Piper responds to being ranked as wrestling's greatest villain

Discussion in 'WWE Feed' started by WWE.com Bot, Aug 17, 2012.

  1. Piper responds to being ranked as wrestling's greatest villain


    WWE CLASSICS: How does it feel to be ranked as the No. 1 villain in sports-entertainment history?

    RODDY PIPER: Actually, I’m quite honored and I’ll tell you why. The very first individual that breaks out in my mind as a top villain is Gorgeous George, and it’s hard to beat the first guy.

    WWE CLASSICS: How did you become a great bad guy?

    PIPER: There was a lot of work that people don’t know about that I did to establish my villain persona. There were a lot of miles on the road that went into it, thousands upon thousands of hours of writing on yellow pads while driving in my car with the dome light on. I can’t begin to tell you how many individuals in the industry would school me 24 hours a day. I would then perform at night and they would tear me up afterwards, over and over, to help me perfect my craft. So, from my point of view, I’m humbled, and I take this recognition by WWE.com as a complete honor. It blows me away. (SEE THE FULL LIST)

    WWE CLASSICS: Piper’s Pit was a unique concept. How did the segment benefit you as a villain?

    PIPER: Piper’s Pit was totally unscripted, everything just happened, thus innovation was a challenging must to accomplish.
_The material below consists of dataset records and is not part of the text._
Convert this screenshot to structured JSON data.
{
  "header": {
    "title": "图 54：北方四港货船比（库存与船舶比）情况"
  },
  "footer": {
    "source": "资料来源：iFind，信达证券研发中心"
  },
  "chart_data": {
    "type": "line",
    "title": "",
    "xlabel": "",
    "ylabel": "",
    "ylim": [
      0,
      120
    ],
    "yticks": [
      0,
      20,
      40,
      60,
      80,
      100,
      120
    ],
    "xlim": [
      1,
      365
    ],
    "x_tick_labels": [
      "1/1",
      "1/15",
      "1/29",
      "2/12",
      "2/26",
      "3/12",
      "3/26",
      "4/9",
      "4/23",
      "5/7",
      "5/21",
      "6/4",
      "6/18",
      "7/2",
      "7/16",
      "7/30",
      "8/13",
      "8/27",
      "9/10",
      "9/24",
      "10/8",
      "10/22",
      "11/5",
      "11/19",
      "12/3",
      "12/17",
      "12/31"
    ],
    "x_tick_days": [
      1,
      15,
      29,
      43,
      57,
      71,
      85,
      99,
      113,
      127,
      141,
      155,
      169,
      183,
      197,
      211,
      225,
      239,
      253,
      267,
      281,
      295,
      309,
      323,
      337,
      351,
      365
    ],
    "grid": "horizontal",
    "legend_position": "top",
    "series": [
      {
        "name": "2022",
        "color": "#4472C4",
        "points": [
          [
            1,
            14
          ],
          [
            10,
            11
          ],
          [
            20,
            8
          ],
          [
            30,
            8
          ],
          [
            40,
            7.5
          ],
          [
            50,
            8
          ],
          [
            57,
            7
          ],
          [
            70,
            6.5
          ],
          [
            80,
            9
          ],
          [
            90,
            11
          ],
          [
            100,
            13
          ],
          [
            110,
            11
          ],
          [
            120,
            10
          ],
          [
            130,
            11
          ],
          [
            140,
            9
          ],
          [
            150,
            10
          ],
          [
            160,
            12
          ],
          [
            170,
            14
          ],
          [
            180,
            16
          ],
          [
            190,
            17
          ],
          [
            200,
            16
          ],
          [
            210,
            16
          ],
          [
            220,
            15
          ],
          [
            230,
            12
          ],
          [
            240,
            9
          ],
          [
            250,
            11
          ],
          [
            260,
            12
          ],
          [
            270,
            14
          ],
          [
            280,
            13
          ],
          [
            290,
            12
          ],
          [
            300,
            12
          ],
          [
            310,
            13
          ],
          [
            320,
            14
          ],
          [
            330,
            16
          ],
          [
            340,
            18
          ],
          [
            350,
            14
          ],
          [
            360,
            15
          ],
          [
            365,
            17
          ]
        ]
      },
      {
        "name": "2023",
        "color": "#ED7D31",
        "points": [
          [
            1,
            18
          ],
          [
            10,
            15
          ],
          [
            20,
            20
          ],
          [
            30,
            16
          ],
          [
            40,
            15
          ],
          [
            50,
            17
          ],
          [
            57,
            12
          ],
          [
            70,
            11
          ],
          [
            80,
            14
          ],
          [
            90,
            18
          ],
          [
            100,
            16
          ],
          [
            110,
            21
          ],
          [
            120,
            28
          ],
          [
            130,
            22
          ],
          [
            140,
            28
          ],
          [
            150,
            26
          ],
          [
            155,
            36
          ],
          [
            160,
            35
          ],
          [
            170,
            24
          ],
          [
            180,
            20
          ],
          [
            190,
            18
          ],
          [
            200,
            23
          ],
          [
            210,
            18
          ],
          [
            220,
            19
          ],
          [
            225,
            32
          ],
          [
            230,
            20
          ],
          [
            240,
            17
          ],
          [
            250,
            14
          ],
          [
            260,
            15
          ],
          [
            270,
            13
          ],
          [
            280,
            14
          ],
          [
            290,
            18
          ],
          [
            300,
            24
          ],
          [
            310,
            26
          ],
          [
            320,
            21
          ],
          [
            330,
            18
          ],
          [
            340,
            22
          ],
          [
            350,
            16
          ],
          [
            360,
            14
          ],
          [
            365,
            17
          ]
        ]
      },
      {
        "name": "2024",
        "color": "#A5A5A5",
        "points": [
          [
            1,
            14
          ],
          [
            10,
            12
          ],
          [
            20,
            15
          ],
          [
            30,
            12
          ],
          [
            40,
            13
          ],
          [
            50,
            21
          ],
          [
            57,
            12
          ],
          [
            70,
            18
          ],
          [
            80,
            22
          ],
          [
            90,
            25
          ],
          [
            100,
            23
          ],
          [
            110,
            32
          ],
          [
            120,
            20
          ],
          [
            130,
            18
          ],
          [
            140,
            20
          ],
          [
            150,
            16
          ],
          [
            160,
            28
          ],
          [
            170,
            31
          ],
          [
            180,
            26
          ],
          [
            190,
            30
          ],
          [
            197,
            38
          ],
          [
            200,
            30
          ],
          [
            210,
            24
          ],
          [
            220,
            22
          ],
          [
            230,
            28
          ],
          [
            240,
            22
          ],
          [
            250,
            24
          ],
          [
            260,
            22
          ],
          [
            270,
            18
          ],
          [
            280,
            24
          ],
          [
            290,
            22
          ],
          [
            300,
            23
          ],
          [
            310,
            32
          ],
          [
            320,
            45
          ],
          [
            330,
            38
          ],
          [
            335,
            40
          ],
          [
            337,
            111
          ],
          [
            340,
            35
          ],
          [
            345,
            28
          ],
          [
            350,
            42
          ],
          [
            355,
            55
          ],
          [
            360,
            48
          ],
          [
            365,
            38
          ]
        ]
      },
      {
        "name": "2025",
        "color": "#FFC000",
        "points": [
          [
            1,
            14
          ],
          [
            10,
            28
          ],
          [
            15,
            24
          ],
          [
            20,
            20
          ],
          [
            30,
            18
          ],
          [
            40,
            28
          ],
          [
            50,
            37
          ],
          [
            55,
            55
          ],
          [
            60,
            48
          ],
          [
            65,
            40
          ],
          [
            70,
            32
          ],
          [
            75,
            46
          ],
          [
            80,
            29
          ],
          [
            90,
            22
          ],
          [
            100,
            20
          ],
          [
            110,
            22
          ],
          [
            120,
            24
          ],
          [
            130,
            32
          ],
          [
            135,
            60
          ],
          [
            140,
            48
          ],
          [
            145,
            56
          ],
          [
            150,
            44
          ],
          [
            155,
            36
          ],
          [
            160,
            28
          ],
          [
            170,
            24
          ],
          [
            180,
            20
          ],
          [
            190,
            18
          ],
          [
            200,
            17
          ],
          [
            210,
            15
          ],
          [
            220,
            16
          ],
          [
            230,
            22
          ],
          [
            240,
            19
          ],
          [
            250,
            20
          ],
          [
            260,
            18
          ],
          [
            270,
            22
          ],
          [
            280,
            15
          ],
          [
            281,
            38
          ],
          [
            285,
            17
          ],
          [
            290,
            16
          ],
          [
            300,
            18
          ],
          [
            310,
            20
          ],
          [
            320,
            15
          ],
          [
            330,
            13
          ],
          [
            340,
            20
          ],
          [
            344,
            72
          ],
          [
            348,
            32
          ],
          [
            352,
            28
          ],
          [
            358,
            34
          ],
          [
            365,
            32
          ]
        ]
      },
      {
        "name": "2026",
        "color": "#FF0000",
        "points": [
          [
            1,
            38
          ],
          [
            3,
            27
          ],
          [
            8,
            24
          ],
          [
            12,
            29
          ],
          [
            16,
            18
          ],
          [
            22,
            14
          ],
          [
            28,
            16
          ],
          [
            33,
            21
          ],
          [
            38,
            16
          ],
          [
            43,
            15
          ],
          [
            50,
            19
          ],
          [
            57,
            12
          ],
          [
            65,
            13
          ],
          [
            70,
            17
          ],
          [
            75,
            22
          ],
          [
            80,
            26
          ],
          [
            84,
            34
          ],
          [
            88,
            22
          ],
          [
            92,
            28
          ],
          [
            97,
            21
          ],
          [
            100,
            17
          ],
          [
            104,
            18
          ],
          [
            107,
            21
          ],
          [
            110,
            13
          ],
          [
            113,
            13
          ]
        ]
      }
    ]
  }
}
One of my early Pits involved a fellow named Frankie Williams, and I didn’t have a clue as to what I was going to do. So I asked him where he was from, and in the thickest Hispanic accent he said I’m from Columbus, Ohio. Bang, we’re on!

    WWE CLASSICS: WWE fans still talk about that segment today.

    PIPER: I felt that that interview more than any other put Piper’s Pit on the map. And what was a positive for me was that I didn’t know who was going to be on. I honestly had no idea. Things changed on a dime back then. But I had a personal knowledge of just about everybody in the business, and I had that banked in my back pocket, so if I got stuck I would go there. But in the Pit I had to be biting and original and controversial, all at the same time. Plus I set a personal bar to top myself each and every week. That became difficult. But I believe that I did just that, and the rest, as they say, is history. (WATCH: THE WILDEST PIPER'S PITS)

    WWE CLASSICS: What would you say was your most villainous moment?

    PIPER: Probably when I had my altercation with Cyndi Lauper in 1984. She was the female entertainer of the year that year. And I also broke her gold record over the head of Captain Lou Albano, all in the same night. After all was said and done I turned around and there was a New York City policeman in uniform with a gun, standing in the middle of the ring at me. I looked at him like, “What are you doing here?” It got pretty warm in there pretty quickly. (WATCH)

    WWE CLASSICS: Over the years, the jeers turned to cheers for you. Did you set a course for that to happen in your career, or did you want to remain a villain all the way?

    PIPER: I’m a villain at heart. I’m a born villain. But at WrestleMania 2, when I boxed Mr. T, they started chanting my name. I didn’t know why they did that, but it’s never stopped from that moment. And quite frankly, to that end, if I might tweak an original “Piper-ism”: Just when you thought I had the answers, they changed the questions!